Improve Clinical Sites By Bringing Together Pharma, Biomedical R&D and CROs
By Ed Miseta, Chief Editor, Clinical Leader
As the co-founder, president, and CEO of the Alliance for Clinical Research Excellence and Safety (ACRES), Greg Koski has a big job in front of him. How do you take pharma, and other biomedical R&D, as well as CROS, which for years have operated as separate entities, and get them to come together and create standards and an accreditation process to benefit the entire industry, indeed, the entire enterprise of a complex of multiple stakeholders, including regulators and the public?
ACRES certainly has an ambitious agenda. The ACRES website [www.acresglobal.net] notes the group hopes to eliminate inefficiencies and waste from the clinical trials process, while building a culture of safety, ethical behavior and quality throughout the biomedical R&D industry. All stakeholders, including pharma and CROs, will have to be onboard with the effort.

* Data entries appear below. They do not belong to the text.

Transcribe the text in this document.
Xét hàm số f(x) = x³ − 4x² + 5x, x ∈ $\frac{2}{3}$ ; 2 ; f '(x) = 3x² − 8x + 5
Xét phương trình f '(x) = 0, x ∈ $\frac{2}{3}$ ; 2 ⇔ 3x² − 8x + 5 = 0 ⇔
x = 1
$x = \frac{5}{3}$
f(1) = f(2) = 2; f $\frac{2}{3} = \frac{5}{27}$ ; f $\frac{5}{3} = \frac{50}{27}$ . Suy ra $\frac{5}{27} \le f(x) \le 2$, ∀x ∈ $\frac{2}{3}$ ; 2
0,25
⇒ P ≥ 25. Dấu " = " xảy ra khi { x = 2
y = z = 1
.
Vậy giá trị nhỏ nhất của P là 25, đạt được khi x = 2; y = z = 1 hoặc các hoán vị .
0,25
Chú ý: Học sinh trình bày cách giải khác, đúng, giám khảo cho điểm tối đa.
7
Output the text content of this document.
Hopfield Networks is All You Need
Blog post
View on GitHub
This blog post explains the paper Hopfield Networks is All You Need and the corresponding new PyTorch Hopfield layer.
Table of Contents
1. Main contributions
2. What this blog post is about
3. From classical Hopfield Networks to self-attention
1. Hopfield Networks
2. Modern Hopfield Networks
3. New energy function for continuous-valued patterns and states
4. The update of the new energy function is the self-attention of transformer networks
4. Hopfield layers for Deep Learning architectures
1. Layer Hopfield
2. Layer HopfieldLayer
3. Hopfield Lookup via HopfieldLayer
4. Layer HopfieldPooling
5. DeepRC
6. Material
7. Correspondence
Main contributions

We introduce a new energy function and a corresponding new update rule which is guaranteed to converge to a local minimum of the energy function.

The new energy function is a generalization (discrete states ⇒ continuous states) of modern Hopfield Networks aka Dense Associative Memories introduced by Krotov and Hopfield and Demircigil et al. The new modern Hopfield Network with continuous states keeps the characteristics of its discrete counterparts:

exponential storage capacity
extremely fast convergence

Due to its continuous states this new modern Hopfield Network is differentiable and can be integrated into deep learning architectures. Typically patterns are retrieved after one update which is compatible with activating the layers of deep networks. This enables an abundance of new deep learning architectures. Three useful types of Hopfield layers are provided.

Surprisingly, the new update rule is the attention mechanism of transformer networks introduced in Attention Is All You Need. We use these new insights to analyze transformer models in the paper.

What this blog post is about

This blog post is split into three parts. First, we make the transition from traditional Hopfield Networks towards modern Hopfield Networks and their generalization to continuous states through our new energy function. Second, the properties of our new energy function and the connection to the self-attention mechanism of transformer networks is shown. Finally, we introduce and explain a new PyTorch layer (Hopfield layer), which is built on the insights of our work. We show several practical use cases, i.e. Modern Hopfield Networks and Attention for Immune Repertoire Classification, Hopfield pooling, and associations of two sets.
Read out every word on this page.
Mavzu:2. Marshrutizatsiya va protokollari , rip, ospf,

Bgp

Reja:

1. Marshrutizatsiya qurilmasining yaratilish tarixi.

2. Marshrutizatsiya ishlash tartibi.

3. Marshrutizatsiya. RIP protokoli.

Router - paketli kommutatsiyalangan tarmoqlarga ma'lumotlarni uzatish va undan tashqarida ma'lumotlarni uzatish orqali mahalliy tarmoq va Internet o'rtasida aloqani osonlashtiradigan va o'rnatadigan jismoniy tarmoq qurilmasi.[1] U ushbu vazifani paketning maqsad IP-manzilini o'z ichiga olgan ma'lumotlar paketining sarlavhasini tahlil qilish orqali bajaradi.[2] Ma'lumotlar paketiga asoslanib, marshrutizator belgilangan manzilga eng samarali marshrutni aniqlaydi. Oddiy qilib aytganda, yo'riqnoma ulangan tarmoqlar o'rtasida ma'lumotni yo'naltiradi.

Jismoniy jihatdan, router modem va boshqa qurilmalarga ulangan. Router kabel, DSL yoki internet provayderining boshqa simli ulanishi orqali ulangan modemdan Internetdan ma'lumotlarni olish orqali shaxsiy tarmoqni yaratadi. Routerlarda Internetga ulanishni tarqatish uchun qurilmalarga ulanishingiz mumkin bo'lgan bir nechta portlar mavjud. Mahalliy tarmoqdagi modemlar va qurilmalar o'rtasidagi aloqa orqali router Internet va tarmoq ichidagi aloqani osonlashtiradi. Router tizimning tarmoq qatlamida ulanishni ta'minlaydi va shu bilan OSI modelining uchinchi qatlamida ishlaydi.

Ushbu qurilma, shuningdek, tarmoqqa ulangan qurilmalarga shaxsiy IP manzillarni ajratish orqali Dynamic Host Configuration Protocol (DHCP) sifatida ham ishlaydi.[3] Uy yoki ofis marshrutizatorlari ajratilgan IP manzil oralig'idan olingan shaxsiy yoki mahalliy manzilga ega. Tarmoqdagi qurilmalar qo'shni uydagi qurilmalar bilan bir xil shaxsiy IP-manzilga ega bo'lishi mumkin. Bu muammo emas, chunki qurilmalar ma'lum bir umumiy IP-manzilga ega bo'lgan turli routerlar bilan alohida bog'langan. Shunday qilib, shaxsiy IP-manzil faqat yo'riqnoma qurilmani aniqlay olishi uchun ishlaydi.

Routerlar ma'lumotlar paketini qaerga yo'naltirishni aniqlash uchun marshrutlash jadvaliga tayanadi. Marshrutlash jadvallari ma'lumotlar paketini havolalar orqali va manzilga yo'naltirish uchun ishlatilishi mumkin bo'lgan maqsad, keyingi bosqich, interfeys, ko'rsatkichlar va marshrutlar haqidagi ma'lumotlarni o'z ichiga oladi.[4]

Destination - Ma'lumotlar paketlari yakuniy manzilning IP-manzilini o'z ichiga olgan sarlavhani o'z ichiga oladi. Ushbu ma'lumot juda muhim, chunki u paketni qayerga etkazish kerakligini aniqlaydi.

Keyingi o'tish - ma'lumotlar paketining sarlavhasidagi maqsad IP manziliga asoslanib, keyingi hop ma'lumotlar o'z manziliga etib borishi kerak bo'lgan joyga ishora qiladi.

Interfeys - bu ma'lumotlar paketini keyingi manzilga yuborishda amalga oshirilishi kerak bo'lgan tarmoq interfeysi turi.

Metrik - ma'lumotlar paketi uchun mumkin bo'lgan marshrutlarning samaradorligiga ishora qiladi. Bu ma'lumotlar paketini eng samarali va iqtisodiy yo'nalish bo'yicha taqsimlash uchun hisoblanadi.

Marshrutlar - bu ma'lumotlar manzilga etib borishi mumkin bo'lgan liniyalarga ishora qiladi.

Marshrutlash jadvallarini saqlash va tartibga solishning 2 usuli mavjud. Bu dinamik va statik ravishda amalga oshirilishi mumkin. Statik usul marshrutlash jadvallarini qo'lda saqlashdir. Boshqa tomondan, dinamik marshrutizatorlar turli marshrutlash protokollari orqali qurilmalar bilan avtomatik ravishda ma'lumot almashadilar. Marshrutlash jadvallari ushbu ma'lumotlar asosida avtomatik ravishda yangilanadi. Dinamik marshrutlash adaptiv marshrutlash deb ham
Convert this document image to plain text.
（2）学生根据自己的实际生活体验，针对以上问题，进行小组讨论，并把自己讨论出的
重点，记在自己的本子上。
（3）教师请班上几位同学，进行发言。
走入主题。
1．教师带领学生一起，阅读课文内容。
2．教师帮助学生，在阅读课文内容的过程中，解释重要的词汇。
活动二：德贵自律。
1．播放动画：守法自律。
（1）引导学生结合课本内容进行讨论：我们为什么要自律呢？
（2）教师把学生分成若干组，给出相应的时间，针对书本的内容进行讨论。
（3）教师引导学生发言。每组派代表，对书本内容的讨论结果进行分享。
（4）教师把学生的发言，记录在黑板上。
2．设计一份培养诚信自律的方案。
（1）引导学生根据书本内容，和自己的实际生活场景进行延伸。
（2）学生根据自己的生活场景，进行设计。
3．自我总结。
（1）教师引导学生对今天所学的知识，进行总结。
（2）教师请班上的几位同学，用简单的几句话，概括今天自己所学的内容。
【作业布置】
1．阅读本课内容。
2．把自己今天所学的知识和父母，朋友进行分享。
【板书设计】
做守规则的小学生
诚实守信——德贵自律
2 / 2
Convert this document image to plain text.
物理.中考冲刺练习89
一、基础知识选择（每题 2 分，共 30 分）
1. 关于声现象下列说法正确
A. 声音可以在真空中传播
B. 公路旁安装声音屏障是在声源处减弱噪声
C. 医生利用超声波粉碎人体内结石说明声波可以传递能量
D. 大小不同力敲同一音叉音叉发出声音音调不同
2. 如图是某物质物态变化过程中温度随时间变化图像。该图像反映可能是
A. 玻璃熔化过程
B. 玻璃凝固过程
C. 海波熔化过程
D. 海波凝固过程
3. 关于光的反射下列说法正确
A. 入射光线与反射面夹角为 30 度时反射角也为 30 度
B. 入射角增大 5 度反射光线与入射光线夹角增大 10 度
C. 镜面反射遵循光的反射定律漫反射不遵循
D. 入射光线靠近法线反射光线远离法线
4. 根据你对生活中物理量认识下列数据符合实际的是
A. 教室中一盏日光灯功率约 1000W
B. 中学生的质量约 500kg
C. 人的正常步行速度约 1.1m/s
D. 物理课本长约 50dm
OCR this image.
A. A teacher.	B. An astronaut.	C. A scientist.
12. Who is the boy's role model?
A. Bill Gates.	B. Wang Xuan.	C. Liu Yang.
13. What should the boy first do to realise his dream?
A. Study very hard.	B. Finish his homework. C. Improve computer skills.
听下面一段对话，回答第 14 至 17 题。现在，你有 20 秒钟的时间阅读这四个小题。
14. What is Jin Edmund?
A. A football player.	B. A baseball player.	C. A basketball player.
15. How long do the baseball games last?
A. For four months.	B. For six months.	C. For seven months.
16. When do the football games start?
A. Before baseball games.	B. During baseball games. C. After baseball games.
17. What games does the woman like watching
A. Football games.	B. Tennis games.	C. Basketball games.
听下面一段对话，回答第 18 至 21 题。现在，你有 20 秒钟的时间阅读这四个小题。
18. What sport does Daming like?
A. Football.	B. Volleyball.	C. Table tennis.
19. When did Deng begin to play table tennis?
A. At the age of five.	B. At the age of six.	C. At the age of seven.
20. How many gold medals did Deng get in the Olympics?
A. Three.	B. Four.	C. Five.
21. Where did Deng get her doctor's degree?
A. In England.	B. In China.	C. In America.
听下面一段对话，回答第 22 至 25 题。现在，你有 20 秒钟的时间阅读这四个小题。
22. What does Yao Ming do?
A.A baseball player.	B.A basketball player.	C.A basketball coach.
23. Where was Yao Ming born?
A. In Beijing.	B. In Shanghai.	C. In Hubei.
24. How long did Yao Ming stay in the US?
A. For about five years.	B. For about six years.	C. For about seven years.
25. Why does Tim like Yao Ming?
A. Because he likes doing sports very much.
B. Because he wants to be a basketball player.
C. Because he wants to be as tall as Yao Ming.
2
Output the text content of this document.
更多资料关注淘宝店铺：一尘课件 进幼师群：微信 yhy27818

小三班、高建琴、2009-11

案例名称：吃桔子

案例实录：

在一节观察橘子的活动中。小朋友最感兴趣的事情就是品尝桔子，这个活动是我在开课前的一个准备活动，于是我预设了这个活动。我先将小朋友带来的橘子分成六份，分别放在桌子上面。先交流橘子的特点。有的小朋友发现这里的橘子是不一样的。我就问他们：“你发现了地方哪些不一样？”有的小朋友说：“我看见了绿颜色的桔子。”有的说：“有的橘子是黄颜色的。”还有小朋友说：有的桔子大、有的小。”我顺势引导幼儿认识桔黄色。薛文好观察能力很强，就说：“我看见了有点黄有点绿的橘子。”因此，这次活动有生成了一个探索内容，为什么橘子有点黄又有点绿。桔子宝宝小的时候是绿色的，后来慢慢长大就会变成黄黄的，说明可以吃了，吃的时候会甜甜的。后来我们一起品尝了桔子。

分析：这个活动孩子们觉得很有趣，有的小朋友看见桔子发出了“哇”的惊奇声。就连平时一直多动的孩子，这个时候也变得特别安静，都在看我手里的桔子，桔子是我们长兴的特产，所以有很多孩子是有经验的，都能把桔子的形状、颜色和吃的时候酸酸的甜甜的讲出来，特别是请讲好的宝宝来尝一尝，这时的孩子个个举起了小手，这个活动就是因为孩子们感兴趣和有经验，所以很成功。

I spoke with Koski to get his vision of the end goal, how he plans to make it happen, and the individuals he is enlisting to conquer the challenges and make the vision a reality.
Ed Miseta: In building ACRES, you have talked about bringing together experts from around the world to truly make this a global effort. What kind of folks are you attempting to bring together?
Greg Koski: I think the easiest way to get a feel for that is to simply look at the people who have already signed on as members of our executive office, advisory board, and board of directors. They are typical of the type of talent and passion we are bringing to this collaborative effort. ACRES is about building an alliance, and the way to make that happen—in addition to outreach such as this interview—is to reach out to members of one’s social networks. They will reach out to their contacts, and those folks then reach out to their contacts. Closing six degrees of separation, pretty soon you have everybody in the world involved!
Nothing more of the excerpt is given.